California Bungalow’s or Craftsman homes are adorable.

With interest rates at an all time low and housing prices stagnating, now is a great time to buy for the right person. Using an emortgage calculator to figure out how much house you can afford is a great start. But first you need to determine if you have what it takes to own a home.  As someone who is on a mission to own a house within the next few years, I’ve done some research and realize if a person has their financial house in order (oh the pun, the pun) they’re off to a great start:

  • A very good or excellent credit score; the higher the score, the lower the interest rate and the more likely the approval rate.
  • Low to zero consumer debt; very little or no debt means less money is being siphoned out each month so more can be applied to a mortgage.
  • A 20% down payment; a larger down payment means a smaller loan.

Of course once a person determines they have what it takes to purchase a house, it’s time to figure out what they can afford. A few ways to calculate how much house you can afford are:

  • Use a mortgage calculator; many calculators can help you determine how much house you can afford. Some even take into consideration your income, how much debt you currently have and the amount of your down payment.
  • Use an old standard, the 3/30/30 rule; this is an old standard – you should buy a house no more than 3 times your annual income, put 30% down (best case scenario) and pay no more than 30% of your monthly income on a mortgage payment.

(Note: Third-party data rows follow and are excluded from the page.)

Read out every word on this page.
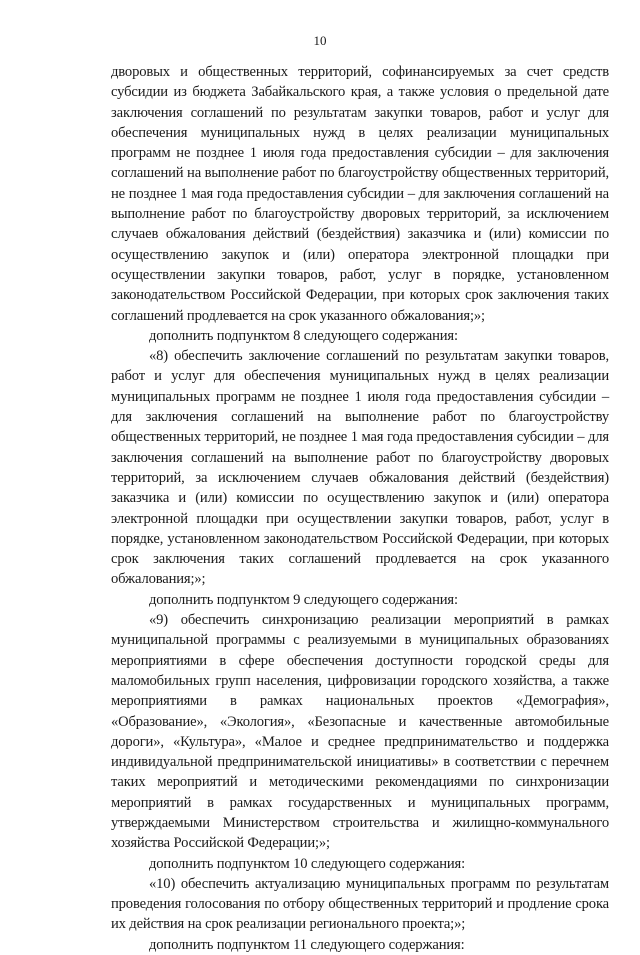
10

дворовых и общественных территорий, софинансируемых за счет средств субсидии из бюджета Забайкальского края, а также условия о предельной дате заключения соглашений по результатам закупки товаров, работ и услуг для обеспечения муниципальных нужд в целях реализации муниципальных программ не позднее 1 июля года предоставления субсидии – для заключения соглашений на выполнение работ по благоустройству общественных территорий, не позднее 1 мая года предоставления субсидии – для заключения соглашений на выполнение работ по благоустройству дворовых территорий, за исключением случаев обжалования действий (бездействия) заказчика и (или) комиссии по осуществлению закупок и (или) оператора электронной площадки при осуществлении закупки товаров, работ, услуг в порядке, установленном законодательством Российской Федерации, при которых срок заключения таких соглашений продлевается на срок указанного обжалования;»;

дополнить подпунктом 8 следующего содержания:

«8) обеспечить заключение соглашений по результатам закупки товаров, работ и услуг для обеспечения муниципальных нужд в целях реализации муниципальных программ не позднее 1 июля года предоставления субсидии – для заключения соглашений на выполнение работ по благоустройству общественных территорий, не позднее 1 мая года предоставления субсидии – для заключения соглашений на выполнение работ по благоустройству дворовых территорий, за исключением случаев обжалования действий (бездействия) заказчика и (или) комиссии по осуществлению закупок и (или) оператора электронной площадки при осуществлении закупки товаров, работ, услуг в порядке, установленном законодательством Российской Федерации, при которых срок заключения таких соглашений продлевается на срок указанного обжалования;»;

дополнить подпунктом 9 следующего содержания:

«9) обеспечить синхронизацию реализации мероприятий в рамках муниципальной программы с реализуемыми в муниципальных образованиях мероприятиями в сфере обеспечения доступности городской среды для маломобильных групп населения, цифровизации городского хозяйства, а также мероприятиями в рамках национальных проектов «Демография», «Образование», «Экология», «Безопасные и качественные автомобильные дороги», «Культура», «Малое и среднее предпринимательство и поддержка индивидуальной предпринимательской инициативы» в соответствии с перечнем таких мероприятий и методическими рекомендациями по синхронизации мероприятий в рамках государственных и муниципальных программ, утверждаемыми Министерством строительства и жилищно-коммунального хозяйства Российской Федерации;»;

дополнить подпунктом 10 следующего содержания:

«10) обеспечить актуализацию муниципальных программ по результатам проведения голосования по отбору общественных территорий и продление срока их действия на срок реализации регионального проекта;»;

дополнить подпунктом 11 следующего содержания:
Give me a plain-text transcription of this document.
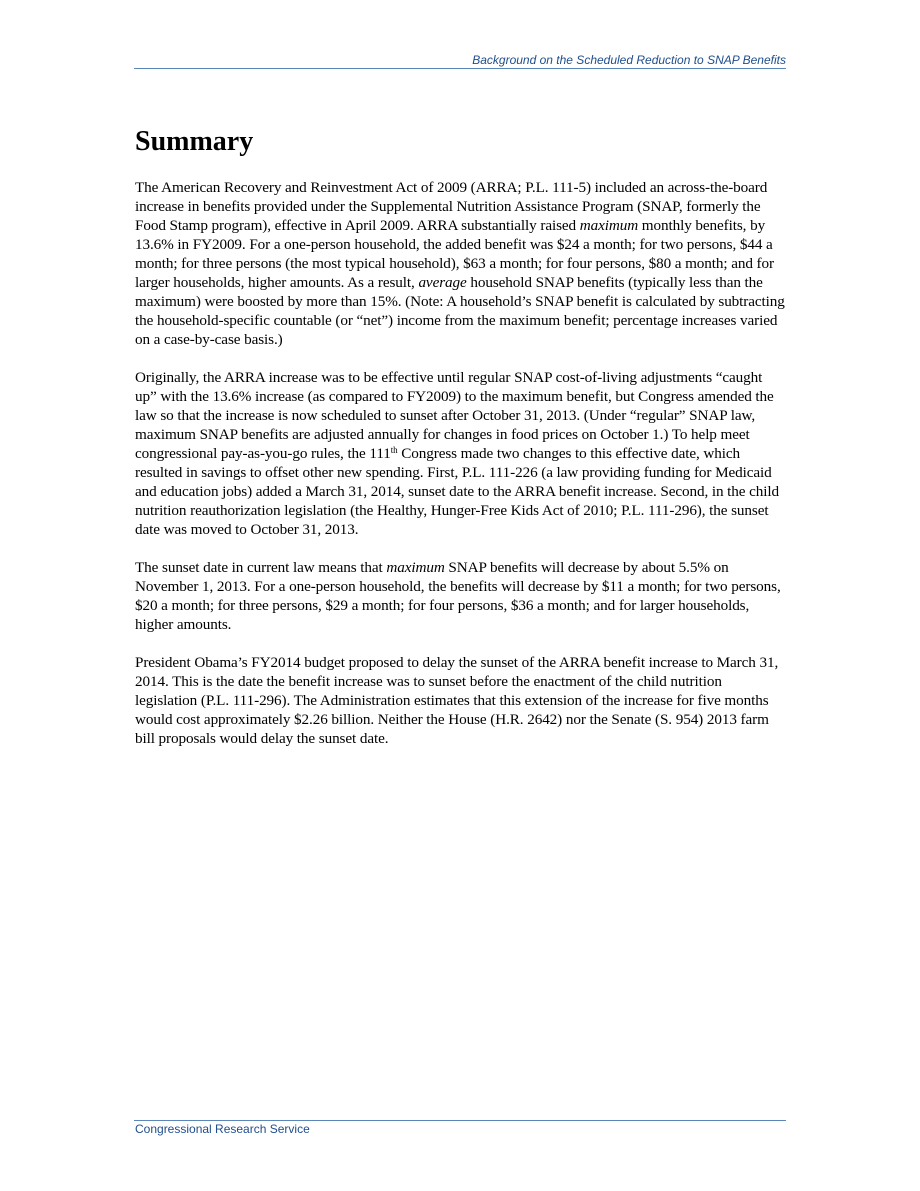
Background on the Scheduled Reduction to SNAP Benefits
Summary

The American Recovery and Reinvestment Act of 2009 (ARRA; P.L. 111-5) included an across-the-board increase in benefits provided under the Supplemental Nutrition Assistance Program (SNAP, formerly the Food Stamp program), effective in April 2009. ARRA substantially raised maximum monthly benefits, by 13.6% in FY2009. For a one-person household, the added benefit was $24 a month; for two persons, $44 a month; for three persons (the most typical household), $63 a month; for four persons, $80 a month; and for larger households, higher amounts. As a result, average household SNAP benefits (typically less than the maximum) were boosted by more than 15%. (Note: A household’s SNAP benefit is calculated by subtracting the household-specific countable (or “net”) income from the maximum benefit; percentage increases varied on a case-by-case basis.)

Originally, the ARRA increase was to be effective until regular SNAP cost-of-living adjustments “caught up” with the 13.6% increase (as compared to FY2009) to the maximum benefit, but Congress amended the law so that the increase is now scheduled to sunset after October 31, 2013. (Under “regular” SNAP law, maximum SNAP benefits are adjusted annually for changes in food prices on October 1.) To help meet congressional pay-as-you-go rules, the 111th Congress made two changes to this effective date, which resulted in savings to offset other new spending. First, P.L. 111-226 (a law providing funding for Medicaid and education jobs) added a March 31, 2014, sunset date to the ARRA benefit increase. Second, in the child nutrition reauthorization legislation (the Healthy, Hunger-Free Kids Act of 2010; P.L. 111-296), the sunset date was moved to October 31, 2013.

The sunset date in current law means that maximum SNAP benefits will decrease by about 5.5% on November 1, 2013. For a one-person household, the benefits will decrease by $11 a month; for two persons, $20 a month; for three persons, $29 a month; for four persons, $36 a month; and for larger households, higher amounts.

President Obama’s FY2014 budget proposed to delay the sunset of the ARRA benefit increase to March 31, 2014. This is the date the benefit increase was to sunset before the enactment of the child nutrition legislation (P.L. 111-296). The Administration estimates that this extension of the increase for five months would cost approximately $2.26 billion. Neither the House (H.R. 2642) nor the Senate (S. 954) 2013 farm bill proposals would delay the sunset date.

Congressional Research Service
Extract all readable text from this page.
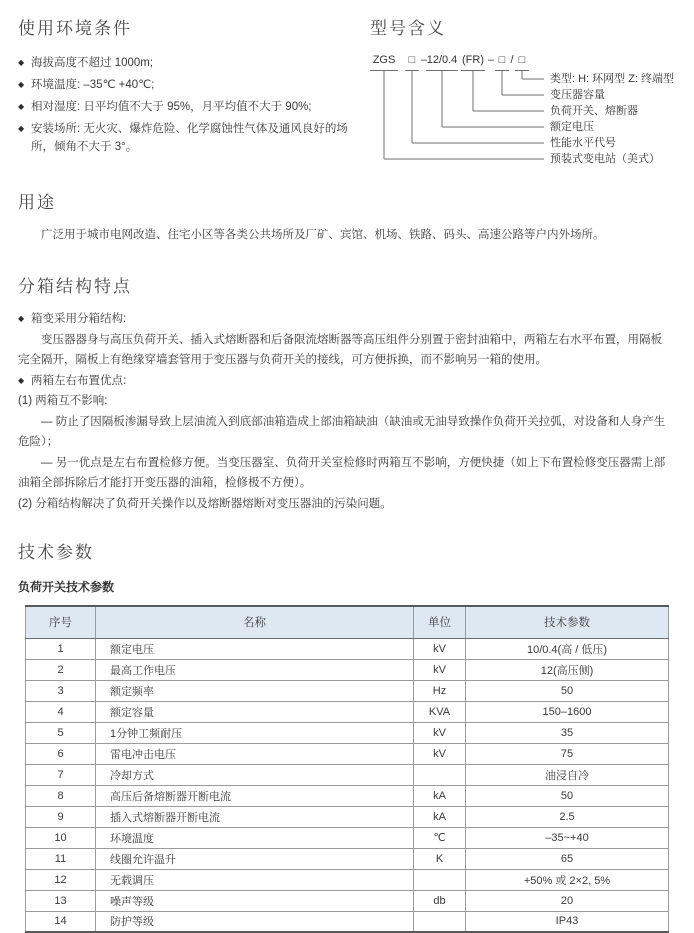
使用环境条件
◆ 海拔高度不超过 1000m;
◆ 环境温度: –35℃ +40℃;
◆ 相对湿度: 日平均值不大于 95%，月平均值不大于 90%;
◆ 安装场所: 无火灾、爆炸危险、化学腐蚀性气体及通风良好的场所，倾角不大于 3°。
型号含义
ZGS	□ – 12/0.4 (FR) – □ / □
类型: H: 环网型 Z: 终端型
变压器容量
负荷开关、熔断器
额定电压
性能水平代号
预装式变电站（美式）
用途

广泛用于城市电网改造、住宅小区等各类公共场所及厂矿、宾馆、机场、铁路、码头、高速公路等户内外场所。

分箱结构特点
◆ 箱变采用分箱结构:

变压器器身与高压负荷开关、插入式熔断器和后备限流熔断器等高压组件分别置于密封油箱中，两箱左右水平布置，用隔板完全隔开，隔板上有绝缘穿墙套管用于变压器与负荷开关的接线，可方便拆换，而不影响另一箱的使用。

◆ 两箱左右布置优点:
(1) 两箱互不影响:

— 防止了因隔板渗漏导致上层油流入到底部油箱造成上部油箱缺油（缺油或无油导致操作负荷开关拉弧，对设备和人身产生危险）；

— 另一优点是左右布置检修方便。当变压器室、负荷开关室检修时两箱互不影响，方便快捷（如上下布置检修变压器需上部油箱全部拆除后才能打开变压器的油箱，检修极不方便）。

(2) 分箱结构解决了负荷开关操作以及熔断器熔断对变压器油的污染问题。
技术参数
负荷开关技术参数
序号	名称	单位	技术参数
1	额定电压	kV	10/0.4(高 / 低压)
2	最高工作电压	kV	12(高压侧)
3	额定频率	Hz	50
4	额定容量	KVA	150–1600
5	1分钟工频耐压	kV	35
6	雷电冲击电压	kV	75
7	冷却方式		油浸自冷
8	高压后备熔断器开断电流	kA	50
9	插入式熔断器开断电流	kA	2.5
10	环境温度	℃	–35~+40
11	线圈允许温升	K	65
12	无载调压		+50% 或 2×2, 5%
13	噪声等级	db	20
14	防护等级		IP43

Don’t be pushed into buying something outside of your comfort level. There are so many websites today that will assist you in finding the right home at the right price, don’t be impatient and splurge on too much of a house. Before meeting with a realtor, check out neighborhoods you’d like to live in online and determine what homes are selling for in those areas, you’ll have a better idea of prices in that neighborhood. If you can print out a list of homes within your price range, you’ll have a starting point you can show a realtor or broker.  I’d even go as far as saying don’t go into homes you know you can’t afford; stay away! If you know $425,000 is too high but your realtor really “wanted” you to see it, don’t even bother walking in the door! Be firm and stick within your budget. Buying a home that is easily affordable will give you the extra cash to make it the home you really want.

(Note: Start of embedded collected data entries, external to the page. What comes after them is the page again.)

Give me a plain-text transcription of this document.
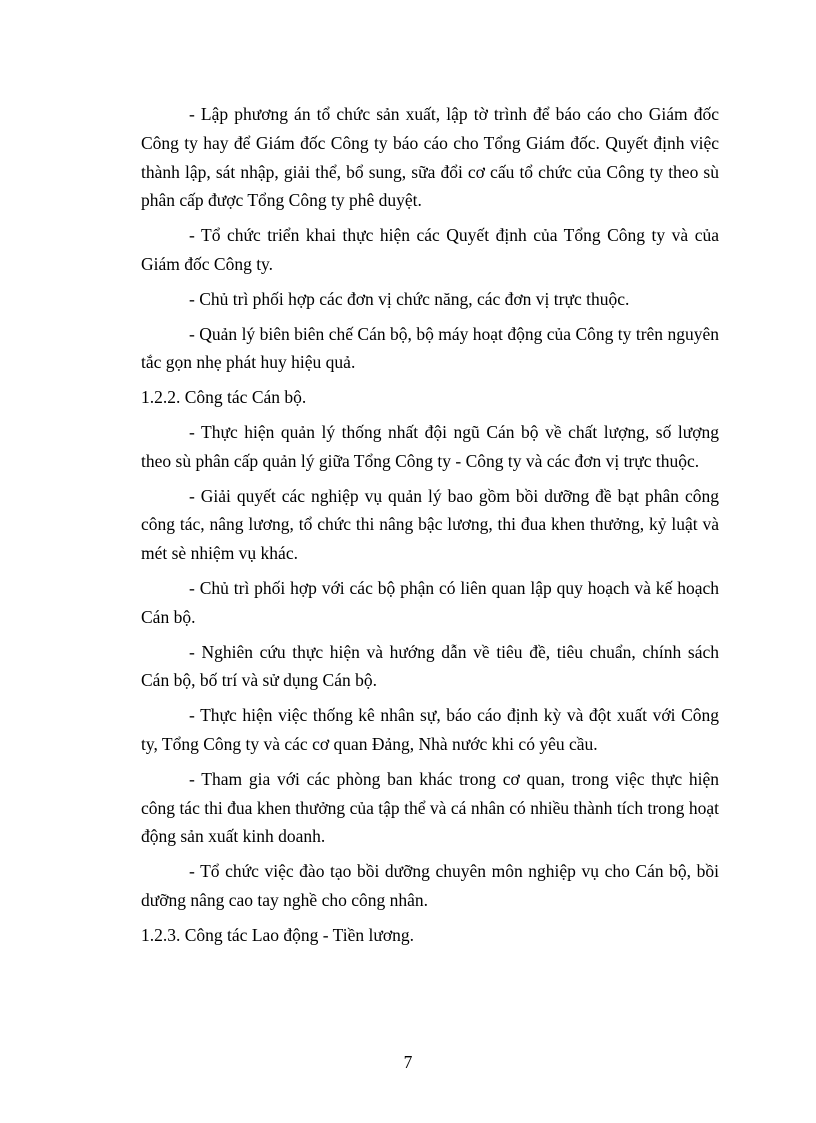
- Lập phương án tổ chức sản xuất, lập tờ trình để báo cáo cho Giám đốc Công ty hay để Giám đốc Công ty báo cáo cho Tổng Giám đốc. Quyết định việc thành lập, sát nhập, giải thể, bổ sung, sữa đổi cơ cấu tổ chức của Công ty theo sù phân cấp được Tổng Công ty phê duyệt.

- Tổ chức triển khai thực hiện các Quyết định của Tổng Công ty và của Giám đốc Công ty.

- Chủ trì phối hợp các đơn vị chức năng, các đơn vị trực thuộc.

- Quản lý biên biên chế Cán bộ, bộ máy hoạt động của Công ty trên nguyên tắc gọn nhẹ phát huy hiệu quả.

1.2.2. Công tác Cán bộ.

- Thực hiện quản lý thống nhất đội ngũ Cán bộ về chất lượng, số lượng theo sù phân cấp quản lý giữa Tổng Công ty - Công ty và các đơn vị trực thuộc.

- Giải quyết các nghiệp vụ quản lý bao gồm bồi dưỡng đề bạt phân công công tác, nâng lương, tổ chức thi nâng bậc lương, thi đua khen thưởng, kỷ luật và mét sè nhiệm vụ khác.

- Chủ trì phối hợp với các bộ phận có liên quan lập quy hoạch và kế hoạch Cán bộ.

- Nghiên cứu thực hiện và hướng dẫn về tiêu đề, tiêu chuẩn, chính sách Cán bộ, bố trí và sử dụng Cán bộ.

- Thực hiện việc thống kê nhân sự, báo cáo định kỳ và đột xuất với Công ty, Tổng Công ty và các cơ quan Đảng, Nhà nước khi có yêu cầu.

- Tham gia với các phòng ban khác trong cơ quan, trong việc thực hiện công tác thi đua khen thưởng của tập thể và cá nhân có nhiều thành tích trong hoạt động sản xuất kinh doanh.

- Tổ chức việc đào tạo bồi dưỡng chuyên môn nghiệp vụ cho Cán bộ, bồi dưỡng nâng cao tay nghề cho công nhân.

1.2.3. Công tác Lao động - Tiền lương.

7
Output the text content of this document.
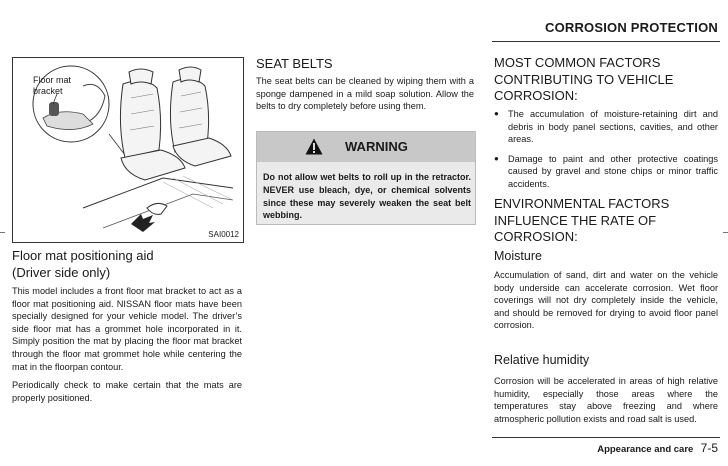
CORROSION PROTECTION
Floor mat
bracket
SAI0012
Floor mat positioning aid
(Driver side only)

This model includes a front floor mat bracket to act as a floor mat positioning aid. NISSAN floor mats have been specially designed for your vehicle model. The driver’s side floor mat has a grommet hole incorporated in it. Simply position the mat by placing the floor mat bracket through the floor mat grommet hole while centering the mat in the floorpan contour.

Periodically check to make certain that the mats are properly positioned.

SEAT BELTS
The seat belts can be cleaned by wiping them with a sponge dampened in a mild soap solution. Allow the belts to dry completely before using them.
WARNING
Do not allow wet belts to roll up in the retractor. NEVER use bleach, dye, or chemical solvents since these may severely weaken the seat belt webbing.
MOST COMMON FACTORS CONTRIBUTING TO VEHICLE CORROSION:
● The accumulation of moisture-retaining dirt and debris in body panel sections, cavities, and other areas.
● Damage to paint and other protective coatings caused by gravel and stone chips or minor traffic accidents.
ENVIRONMENTAL FACTORS INFLUENCE THE RATE OF CORROSION:
Moisture
Accumulation of sand, dirt and water on the vehicle body underside can accelerate corrosion. Wet floor coverings will not dry completely inside the vehicle, and should be removed for drying to avoid floor panel corrosion.
Relative humidity
Corrosion will be accelerated in areas of high relative humidity, especially those areas where the temperatures stay above freezing and where atmospheric pollution exists and road salt is used.
Appearance and care 7-5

Are you working on purchasing a home? Did you buy a home within your price range?

This post was provided by Emortgage Calculator.

11 Comments

  1. I bought my current home (townhouse) 14 years ago. We downsized from a large 5 bedroom house and the townhouse is very affordable. Unfortunately it is a three story and we will evetually move into a one level some day. It might be worthwhile to start the hunt soon with interest rates so low.

    • @Krantcents – That could be a post in itself; making a move later in life because your home just doesn’t fit your needs anymore. Oooh, I think I have my next post! 😉

  2. We actually bought a modest home and I’m glad we didn’t go overboard. The extra savings goes back as extra principal payments on the house!

  3. 20's Finances Reply

    I know too many people who bought too much house that there is no way I could make the same mistake. I couldn’t agree more. I think people would be surprised to realize how little of a house they NEED.

    • @20’s Finance – I also know many people who are regretting buying too much of a house. I think going a bit smaller and having some money left over is a better strategy for sure!

  4. Great post. Here’s a neat little exercise I’d do when we weren’t sure if we could afford payments on something new: we’d save into a savings account for a few months whatever the payment was to see how it felt.

    If we were able to swing it…great. If not, at least we had the money in savings where we could get at it, instead of locked up in a property.

  5. MultiMillionaireRoad Reply

    Hi there,
    Not buying a house any time soon but it’s good to think about this sort of stuff early. I was wondering if you would recommend overpaying your mortgage or getting a 15 year mortgaeg as opposed to anything longer? Furthermore, for the 3/30/30 rule, is it net income or gross? Thanks once again.

    • @MultiMillionareRoad – I think getting a 30-year mortgage but paying it off earlier is probably a better strategy for most people. I know you can get a slightly lower APR going with a 15-year, but then you’re trapped into paying the higher mortgage payments no matter what your circumstances. As for the 3/30/30 rule, it’s based on gross. (Someone correct me if I’m wrong).

  6. Always gotta be careful and not buy more house than one can afford. The banks especially like to loan large amounts, though they are a bit more careful these days.

    • @FG- I’m sure banks are much more cautious now a days than they were a few years ago. They are still feeling the fallout from loans gone bad!